Suppose that $\{X_n\}_{n=1}^\infty$ is a sequence of random variables such that: $$X_1=\lambda\ , \ X_{n+1}\sim\text{Poi}(X_n)$$
(First, we draw $X_n$, if $X_n=k$ then $X_{n+1}\sim Poi(k)$
I am trying to find out whether or not the sequence converges:
- almost surely
- in $\mathcal{L}^1$
- in $\mathcal{L}^2$
Well, by definition, the only thing I can tell about this sequence is that:
$$P(X_{n+1}=k)=\sum_{m=0}^\infty P(X_{n+1}=k|X_n=m)P(X_n=m)=\sum_{m=0}^\infty \frac{e^{-m}m^k}{k!}P(X_n=m)$$
and I don't know how to proceed from here... Am I in the right way? How can I proceed?
Since the mean of $\operatorname{Poi}(\mu)$ is $\mu$, we have
$$ \mathbf{E}[X_{n} \mid X_1,\ldots,X_{n-1}] = X_{n-1} $$
and hence $(X_n)$ is a non-negative martingale. So by the martingale convergence theorem, $(X_n)$ converges a.s. Then by the generalized Borel–Cantelli lemma,
\begin{align*} \mathbf{P}(X_n = 0 \text{ i.o.}) &= \mathbf{P}\Biggl( \sum_{n=1}^{\infty} \mathbf{P}(X_n = 0 \mid X_1,\ldots,X_{n-1}) = \infty \Biggr) \\ &= \mathbf{P}\Biggl( \sum_{n=1}^{\infty} e^{-X_{n-1}} = \infty \Biggr) \\ &= 1, \end{align*}
where the last line follows from the fact that $X_n$ converges a.s. Together this and the observation that $X_{n+k} = 0$ for all $k \geq 0$ whenever $X_n = 0$ (this is because $\operatorname{Poi}(0) = \delta_0$), we find that $(X_n)$ is eventually constant with the value $0$ almost surely. Therefore
$$ \lim_{n\to\infty} X_n = 0 \quad \text{a.s.} $$
This then shows that $(X_n)_{n\geq 1}$ cannot converge in $L^1$ or $L^2$.

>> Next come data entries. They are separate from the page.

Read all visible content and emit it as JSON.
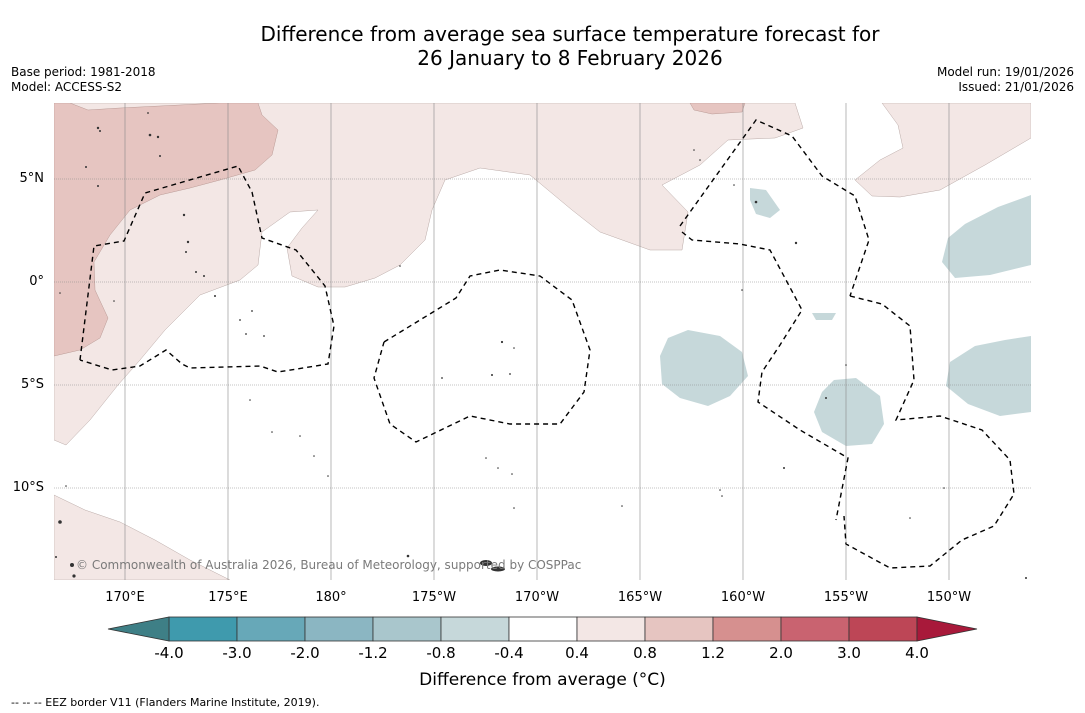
{
  "title": {
    "line1": "Difference from average sea surface temperature forecast for",
    "line2": "26 January to 8 February 2026"
  },
  "meta": {
    "base_period": "Base period: 1981-2018",
    "model": "Model: ACCESS-S2",
    "model_run": "Model run: 19/01/2026",
    "issued": "Issued: 21/01/2026"
  },
  "map": {
    "lat_labels": [
      "5°N",
      "0°",
      "5°S",
      "10°S"
    ],
    "lon_labels": [
      "170°E",
      "175°E",
      "180°",
      "175°W",
      "170°W",
      "165°W",
      "160°W",
      "155°W",
      "150°W"
    ],
    "copyright": "© Commonwealth of Australia 2026, Bureau of Meteorology, supported by COSPPac"
  },
  "colorbar": {
    "ticks": [
      "-4.0",
      "-3.0",
      "-2.0",
      "-1.2",
      "-0.8",
      "-0.4",
      "0.4",
      "0.8",
      "1.2",
      "2.0",
      "3.0",
      "4.0"
    ],
    "colors": [
      "#3f9aad",
      "#67a8b8",
      "#8bb6c2",
      "#a9c6cc",
      "#c6d8da",
      "#ffffff",
      "#f3e7e5",
      "#e6c5c1",
      "#d6908f",
      "#c96370",
      "#bd4656"
    ],
    "under_color": "#3e7f86",
    "over_color": "#a8193a",
    "label": "Difference from average (°C)"
  },
  "legend": {
    "eez": "--  --  -- EEZ border V11 (Flanders Marine Institute, 2019)."
  }
}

Alternatively, given that a.s.-convergence of $(X_n)$ has been established, we may directly prove that $X_{\infty} := \lim X_n = 0$ a.s. Indeed, by the law of iterated expectation, for each $s \geq 0$ we have
$$ \mathbf{E}[e^{-sX_n}] = \mathbf{E}[\mathbf{E}[e^{-sX_{n}}\mid X_{n-1}]] = \mathbf{E}[e^{X_{n-1}(e^{-s}-1)}] = \mathbf{E}[e^{-f(s)X_{n-1}}], $$
where $ f(s) = 1 - e^{-s} $ and the moment generating function formula for the Poisson distribution is utilized in the second step. From this recurrence formula, we get
$$ \mathbf{E}[e^{-sX_n}] = e^{-f^{\circ n}(s)\lambda}. $$
However, by noting that $0 < f(s) < s$ whenever $s > 0$, it is not hard to check that $f^{\circ n}(s) \to 0$ as $n \to \infty$ for any $s \geq 0$. By this and the dominated convergence altogether,
$$ \mathbf{E}[e^{-sX_{\infty}}] = \mathbf{E}[\lim_{n\to\infty} e^{-sX_n}] = \lim_{n\to\infty} \mathbf{E}[e^{-sX_n}] = 1.$$
This implies that $e^{-s X_{\infty}} = 1$ a.s. and hence $X_{\infty} = 0$ a.s. as desired.